The defaults were always wrong for this workload. Spark’s standard default for spark.sql.shuffle.partitions is 200, but Glue overrode it to 72 — matching the AWS-documented formula for target parallelism: (Workers - 1) × cores = 9 × 8 = 72. A reasonable auto-tuning choice for parallelism, but wrong for our data distribution — 33 of those partitions were empty on every shuffle. Nobody surfaced the 46% waste. LZ4 made sense when shuffle was local-disk-fast. On S3, the CPU savings of LZ4 are meaningless — you’re paying network latency per byte regardless.

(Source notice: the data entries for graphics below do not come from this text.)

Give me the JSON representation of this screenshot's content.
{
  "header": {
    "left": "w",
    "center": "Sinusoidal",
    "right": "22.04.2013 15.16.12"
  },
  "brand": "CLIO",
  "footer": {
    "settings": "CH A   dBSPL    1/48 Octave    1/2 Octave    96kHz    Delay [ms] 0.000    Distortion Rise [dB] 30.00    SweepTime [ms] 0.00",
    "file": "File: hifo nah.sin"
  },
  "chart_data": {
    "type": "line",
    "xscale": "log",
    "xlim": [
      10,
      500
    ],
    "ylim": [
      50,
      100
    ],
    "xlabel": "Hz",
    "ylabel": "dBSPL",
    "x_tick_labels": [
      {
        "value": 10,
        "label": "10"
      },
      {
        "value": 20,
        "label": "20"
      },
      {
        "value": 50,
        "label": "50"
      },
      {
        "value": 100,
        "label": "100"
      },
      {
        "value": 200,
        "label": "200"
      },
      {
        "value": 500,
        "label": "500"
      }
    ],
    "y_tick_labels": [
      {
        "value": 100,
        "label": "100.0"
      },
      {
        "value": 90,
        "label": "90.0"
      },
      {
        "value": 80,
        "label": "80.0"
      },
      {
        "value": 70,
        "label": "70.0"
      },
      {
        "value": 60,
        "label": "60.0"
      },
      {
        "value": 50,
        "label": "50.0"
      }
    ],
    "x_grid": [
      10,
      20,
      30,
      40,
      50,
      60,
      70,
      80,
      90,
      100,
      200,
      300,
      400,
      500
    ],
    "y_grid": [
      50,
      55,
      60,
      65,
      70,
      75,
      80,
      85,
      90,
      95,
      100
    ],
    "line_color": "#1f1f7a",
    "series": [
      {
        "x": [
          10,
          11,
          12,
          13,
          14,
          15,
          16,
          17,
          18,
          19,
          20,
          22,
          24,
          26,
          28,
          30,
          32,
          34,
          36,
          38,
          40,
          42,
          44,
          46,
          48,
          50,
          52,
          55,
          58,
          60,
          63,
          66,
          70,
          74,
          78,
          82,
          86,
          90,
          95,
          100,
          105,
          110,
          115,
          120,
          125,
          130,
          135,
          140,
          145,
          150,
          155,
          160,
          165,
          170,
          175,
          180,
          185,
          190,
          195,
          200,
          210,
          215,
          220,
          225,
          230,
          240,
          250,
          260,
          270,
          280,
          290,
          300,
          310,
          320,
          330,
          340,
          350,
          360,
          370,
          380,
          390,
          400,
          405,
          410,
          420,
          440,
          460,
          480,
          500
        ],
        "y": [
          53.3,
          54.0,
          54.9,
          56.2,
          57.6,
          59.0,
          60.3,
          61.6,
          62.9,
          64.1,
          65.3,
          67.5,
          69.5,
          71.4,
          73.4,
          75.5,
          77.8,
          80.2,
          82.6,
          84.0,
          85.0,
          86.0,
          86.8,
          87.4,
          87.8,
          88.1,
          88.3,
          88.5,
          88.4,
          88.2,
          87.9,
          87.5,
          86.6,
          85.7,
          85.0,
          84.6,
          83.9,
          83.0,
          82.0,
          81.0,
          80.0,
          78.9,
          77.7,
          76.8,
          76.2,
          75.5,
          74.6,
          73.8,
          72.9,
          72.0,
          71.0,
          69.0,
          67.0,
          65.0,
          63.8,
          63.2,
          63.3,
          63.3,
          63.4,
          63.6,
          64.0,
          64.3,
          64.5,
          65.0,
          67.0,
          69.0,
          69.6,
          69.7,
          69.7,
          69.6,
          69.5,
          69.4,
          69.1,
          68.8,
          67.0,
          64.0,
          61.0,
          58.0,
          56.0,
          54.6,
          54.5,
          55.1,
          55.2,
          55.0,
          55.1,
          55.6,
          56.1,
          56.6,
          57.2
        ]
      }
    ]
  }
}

And AQE — the optimization that was supposed to help — was already running. We just didn’t know it. We assumed it was off because we never enabled it. In a system that hides its effective configuration, the only way to know what’s running is to declare it yourself.
None of this surfaced in the Glue console. No recommendation, no warning, no metric that said “your compression is doing nothing” or “these partitions are empty” or “AQE is already on.” The only signal was the 267.9 GB number — and you had to go look at S3 to find it.
Serverless doesn’t mean the defaults are right for you. It means nobody will tell you when they’re wrong — or when they’re already right.